The best food in Bangkok is not found in your hotel or 5 star restaurant but in small restaurants and street side stalls.
A decade ago, when I first moved to Bangkok, a friend who had emigrated there long before me let me in on a secret: the best food in Thailand is served by street vendors and at basic mom-and-pop restaurants. To prove his point, he dragged me to Chote Chitr, tucked into a side alley and decorated with nothing but a wall calendar. I saw no foreigners, and we pored through a menu all in Thai. We sampled the specialties, and I was quickly convinced, eating the same dishes then that I would enjoy 10 years later, and dozens of times in between.
That Chote Chitr would prove a culinary revelation shouldn’t have come as too much of a surprise: small places often prove to be the best eating spots in many cities.
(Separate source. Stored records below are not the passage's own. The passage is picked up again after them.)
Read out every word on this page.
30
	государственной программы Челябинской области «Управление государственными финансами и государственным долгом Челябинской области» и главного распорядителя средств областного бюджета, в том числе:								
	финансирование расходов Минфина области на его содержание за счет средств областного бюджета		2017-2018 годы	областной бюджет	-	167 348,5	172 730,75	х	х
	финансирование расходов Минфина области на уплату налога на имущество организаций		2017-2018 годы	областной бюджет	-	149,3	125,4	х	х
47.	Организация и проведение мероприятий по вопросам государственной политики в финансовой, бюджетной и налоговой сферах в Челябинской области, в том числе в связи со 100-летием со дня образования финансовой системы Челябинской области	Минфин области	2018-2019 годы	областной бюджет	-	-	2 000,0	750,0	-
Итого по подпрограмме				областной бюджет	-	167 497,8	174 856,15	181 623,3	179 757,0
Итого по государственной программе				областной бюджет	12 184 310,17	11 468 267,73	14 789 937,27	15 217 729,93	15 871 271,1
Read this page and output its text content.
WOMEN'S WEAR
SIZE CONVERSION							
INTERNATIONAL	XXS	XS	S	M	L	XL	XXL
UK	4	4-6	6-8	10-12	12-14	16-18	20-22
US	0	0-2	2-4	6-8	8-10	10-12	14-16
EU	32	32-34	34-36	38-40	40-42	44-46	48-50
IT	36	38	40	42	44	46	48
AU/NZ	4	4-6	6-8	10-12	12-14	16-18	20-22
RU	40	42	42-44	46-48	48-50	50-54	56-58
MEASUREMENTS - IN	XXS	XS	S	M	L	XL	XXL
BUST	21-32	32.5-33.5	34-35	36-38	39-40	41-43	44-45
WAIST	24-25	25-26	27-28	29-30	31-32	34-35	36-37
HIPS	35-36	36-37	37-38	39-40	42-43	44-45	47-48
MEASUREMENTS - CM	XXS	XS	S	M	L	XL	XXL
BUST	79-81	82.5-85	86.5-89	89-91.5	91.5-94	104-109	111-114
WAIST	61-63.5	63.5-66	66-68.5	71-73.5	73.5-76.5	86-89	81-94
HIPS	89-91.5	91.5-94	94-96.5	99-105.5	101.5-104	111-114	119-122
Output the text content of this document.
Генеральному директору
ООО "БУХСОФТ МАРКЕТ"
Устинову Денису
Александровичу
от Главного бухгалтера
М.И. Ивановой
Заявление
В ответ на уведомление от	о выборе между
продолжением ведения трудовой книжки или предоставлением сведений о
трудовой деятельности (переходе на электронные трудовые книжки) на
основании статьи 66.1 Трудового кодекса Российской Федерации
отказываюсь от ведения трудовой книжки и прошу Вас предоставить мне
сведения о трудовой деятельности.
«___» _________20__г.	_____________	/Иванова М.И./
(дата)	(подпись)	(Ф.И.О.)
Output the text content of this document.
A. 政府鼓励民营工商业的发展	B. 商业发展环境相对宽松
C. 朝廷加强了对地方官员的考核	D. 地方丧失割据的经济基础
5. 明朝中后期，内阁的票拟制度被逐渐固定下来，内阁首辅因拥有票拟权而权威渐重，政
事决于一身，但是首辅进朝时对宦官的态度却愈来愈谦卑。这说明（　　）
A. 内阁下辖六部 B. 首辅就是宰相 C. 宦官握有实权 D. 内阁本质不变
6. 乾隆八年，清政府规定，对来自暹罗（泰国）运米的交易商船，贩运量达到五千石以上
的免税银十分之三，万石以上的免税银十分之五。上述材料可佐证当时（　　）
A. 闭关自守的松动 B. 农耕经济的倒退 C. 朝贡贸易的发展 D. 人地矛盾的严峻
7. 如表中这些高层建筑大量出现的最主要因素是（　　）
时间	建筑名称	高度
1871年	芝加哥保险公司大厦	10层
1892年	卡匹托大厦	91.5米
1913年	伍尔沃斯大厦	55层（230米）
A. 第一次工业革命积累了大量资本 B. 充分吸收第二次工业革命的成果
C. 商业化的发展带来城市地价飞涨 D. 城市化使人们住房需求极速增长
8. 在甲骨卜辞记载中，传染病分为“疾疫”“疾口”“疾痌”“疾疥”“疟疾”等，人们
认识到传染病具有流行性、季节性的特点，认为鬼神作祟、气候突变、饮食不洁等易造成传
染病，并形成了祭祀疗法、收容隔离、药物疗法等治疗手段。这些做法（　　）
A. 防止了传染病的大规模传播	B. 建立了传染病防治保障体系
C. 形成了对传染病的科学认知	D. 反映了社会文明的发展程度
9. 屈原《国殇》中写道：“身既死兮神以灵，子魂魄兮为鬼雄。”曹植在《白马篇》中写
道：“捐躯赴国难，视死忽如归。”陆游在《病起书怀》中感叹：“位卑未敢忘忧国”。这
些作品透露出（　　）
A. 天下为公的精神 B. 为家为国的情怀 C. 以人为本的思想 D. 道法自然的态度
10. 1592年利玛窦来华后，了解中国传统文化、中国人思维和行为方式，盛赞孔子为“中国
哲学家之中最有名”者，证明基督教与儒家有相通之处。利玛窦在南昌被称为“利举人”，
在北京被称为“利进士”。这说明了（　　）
But for historical reasons Bangkok may boast the finest street food on earth. The city has long attracted migrants from across Asia, so its street cuisine, both at vendor carts and in tiny restaurants, blends many styles of cooking. Even a simple snack like murtabak mixes Malaysian-style roti pancake with curry fillings that betray Indian and Burmese spices.
THAI habits also lend themselves to street meals. Since Thais normally eat many small meals rather than three squares and traditionally prefer to meet outside the house, street food suits them. Many Thai dishes can be cooked relatively quickly, and Thais are fastidious about cleanliness, important to customers worried about eating alongside a road.